Conseguenze immediate del peccato originale

Il castigo del peccato originale secondo la narrazione biblica fu immediatamente caratterizzato, come spiega il Concilio di Trento, dal fatto che Adamo

 «subito perse la santità e la giustizia nella quale era stato costituito e a causa dell’offesa della sua prevaricazione incorse nell’ira e nell’indignazione di Dio e quindi nella morte, che in precedenza Dio gli aveva minacciato e con la morte nella schiavitù sotto il potere di “colui che” da allora “della morte ebbe il potere” (Eb 2,14), cioè il diavolo e a causa dell’offesa di quella prevaricazione Adamo secondo il corpo e l’anima fu mutato in peggio» (Denz.1511).

A ciò Dio aggiunse la cacciata della coppia dal territorio delle delizie edeniche in un mondo guastato dalla colpa originale, che è la terra nella quale viviamo attualmente. Adamo ed Eva passano da una terra benedetta a un terra maledetta, da una condizione di immortalità alla soggezione alla morte, da una condizione di felicità ad una situazione infelice:

«Maledetto sia il suolo per causa tua! Con dolore ne trarrai il cibo per tutti i giorni della tua vita. Spine e cardi produrrà per te e mangerai l’erba campestre. Col sudore della tua fronte mangerai il tuo pane, finchè tornerai alla terra, perché da essa sei stato tratto: polvere tu sei e in polvere tornerai!» (Gen 3, 17-19).

Appena commesso il peccato «tutti e due si accorsero di essere nudi» (Gen 3,7). La nudità non è più principio di un piacere innocente, ma diventa tentazione e turbamento. Non esprime più l’amore, ma la concupiscenza. Non è più via a Dio e segno di Dio, ma soggezione a Satana e alla passione. Nudità inoltre vuol dire spogliazione. La coppia è privata dei doni preternaturali dell’impassibilità, dell’immortalità, della scienza infusa, del dominio della natura, della comunione con Dio. La ragione è offuscata e incline all’errore, la volontà è indebolita e incline al peccato. La natura è infida, pericolosa, ostile, spaventosa.

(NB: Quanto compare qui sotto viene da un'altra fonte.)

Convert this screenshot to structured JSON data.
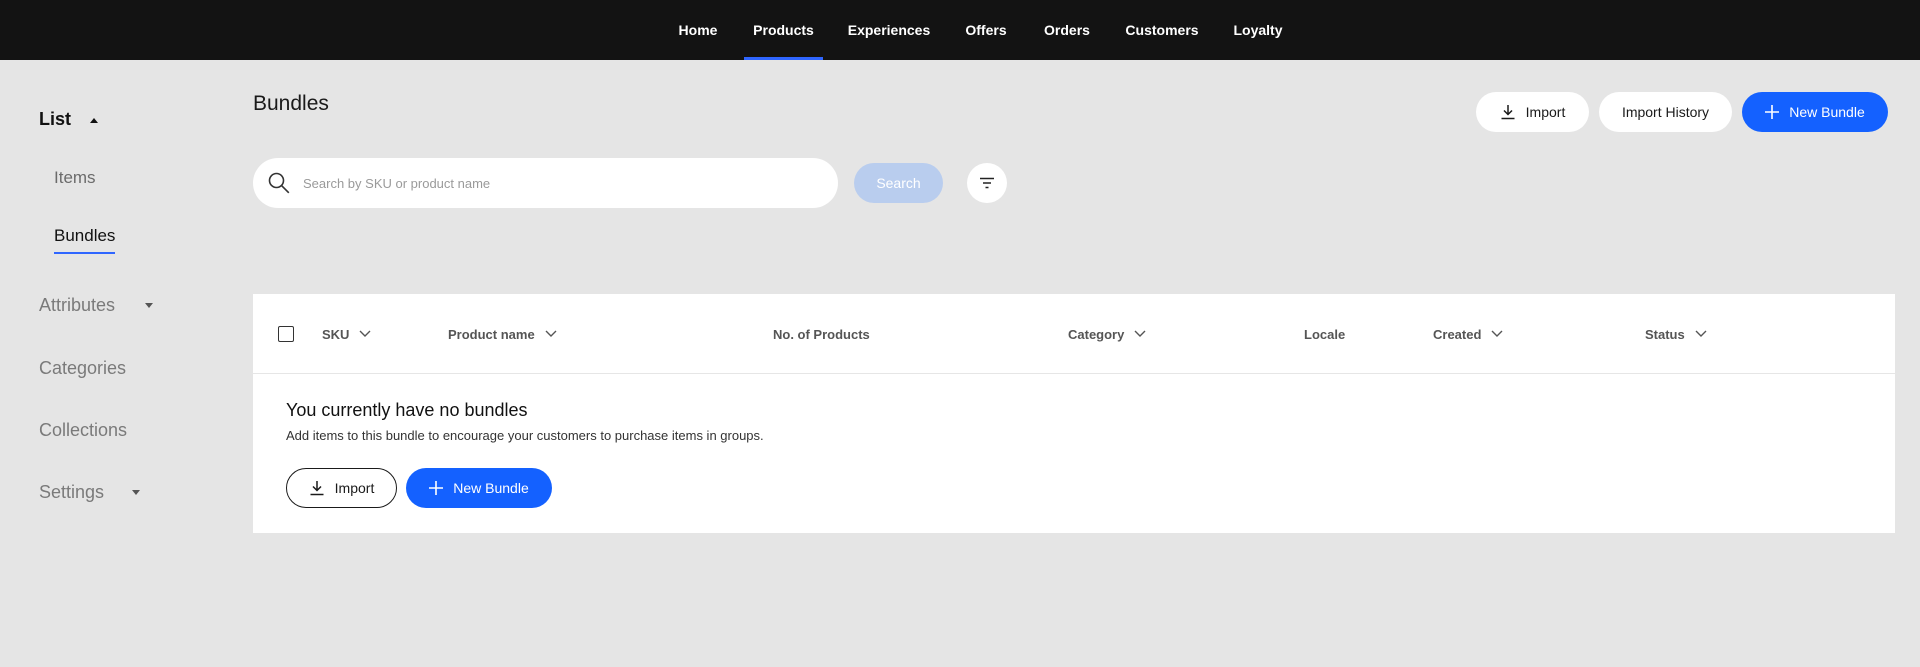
{
  "nav": {
    "items": [
      {
        "label": "Home",
        "active": false
      },
      {
        "label": "Products",
        "active": true
      },
      {
        "label": "Experiences",
        "active": false
      },
      {
        "label": "Offers",
        "active": false
      },
      {
        "label": "Orders",
        "active": false
      },
      {
        "label": "Customers",
        "active": false
      },
      {
        "label": "Loyalty",
        "active": false
      }
    ],
    "accent": "#2f66ff"
  },
  "sidebar": {
    "list_label": "List",
    "sub_items": [
      {
        "label": "Items",
        "active": false
      },
      {
        "label": "Bundles",
        "active": true
      }
    ],
    "attributes_label": "Attributes",
    "categories_label": "Categories",
    "collections_label": "Collections",
    "settings_label": "Settings"
  },
  "page": {
    "title": "Bundles",
    "import_label": "Import",
    "import_history_label": "Import History",
    "new_bundle_label": "New Bundle"
  },
  "search": {
    "placeholder": "Search by SKU or product name",
    "value": "",
    "button_label": "Search"
  },
  "table": {
    "columns": [
      {
        "label": "SKU",
        "sortable": true
      },
      {
        "label": "Product name",
        "sortable": true
      },
      {
        "label": "No. of Products",
        "sortable": false
      },
      {
        "label": "Category",
        "sortable": true
      },
      {
        "label": "Locale",
        "sortable": false
      },
      {
        "label": "Created",
        "sortable": true
      },
      {
        "label": "Status",
        "sortable": true
      }
    ],
    "rows": []
  },
  "empty_state": {
    "title": "You currently have no bundles",
    "description": "Add items to this bundle to encourage your customers to purchase items in groups.",
    "import_label": "Import",
    "new_bundle_label": "New Bundle"
  },
  "colors": {
    "primary": "#1461ff",
    "nav_bg": "#131313",
    "page_bg": "#e5e5e5",
    "search_disabled": "#b9cdee"
  }
}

L’uomo sente Dio come un tiranno. Non accetta di essere castigato. Lo considera ingiusto e spietato. Ha ripugnanza per le sue leggi. Sente Dio come un nemico e come un oppressore. Diventa attaccato al suo io, voglioso di sfruttare gli altri, schiavo dei piaceri del mondo. Non accetta di essere sorvegliato da Dio:

«l’uomo e sua moglie si nascosero dal Signore» (Gen 3,8). Se prima aveva confidenza in Dio, adesso Dio gli fa paura: «Ho udito il tuo passo nel giardino: ho avuto paura, perché sono nudo e mi sono nascosto» (Gen 3,10).

L’uomo si accorge dei segni e delle prove dell’esistenza di Dio; ma invece di aprirsi alla sua presenza, tira fuori tutti i pretesti per non accettare l’esistenza di Dio. È in arrivo l’ateismo. Situazione triste, ma non del tutto disperata, perché Dio, già subito dopo la caduta, ha pietà dei progenitori e di tutta l’umanità caduta con loro e così avverte il serpente:

«Porrò inimicizia tra te e la donna, tra la tua stirpe e la sua stirpe; questa ti schiaccerà la testa e tu le insidierai il calcagno» (Gen 3,15).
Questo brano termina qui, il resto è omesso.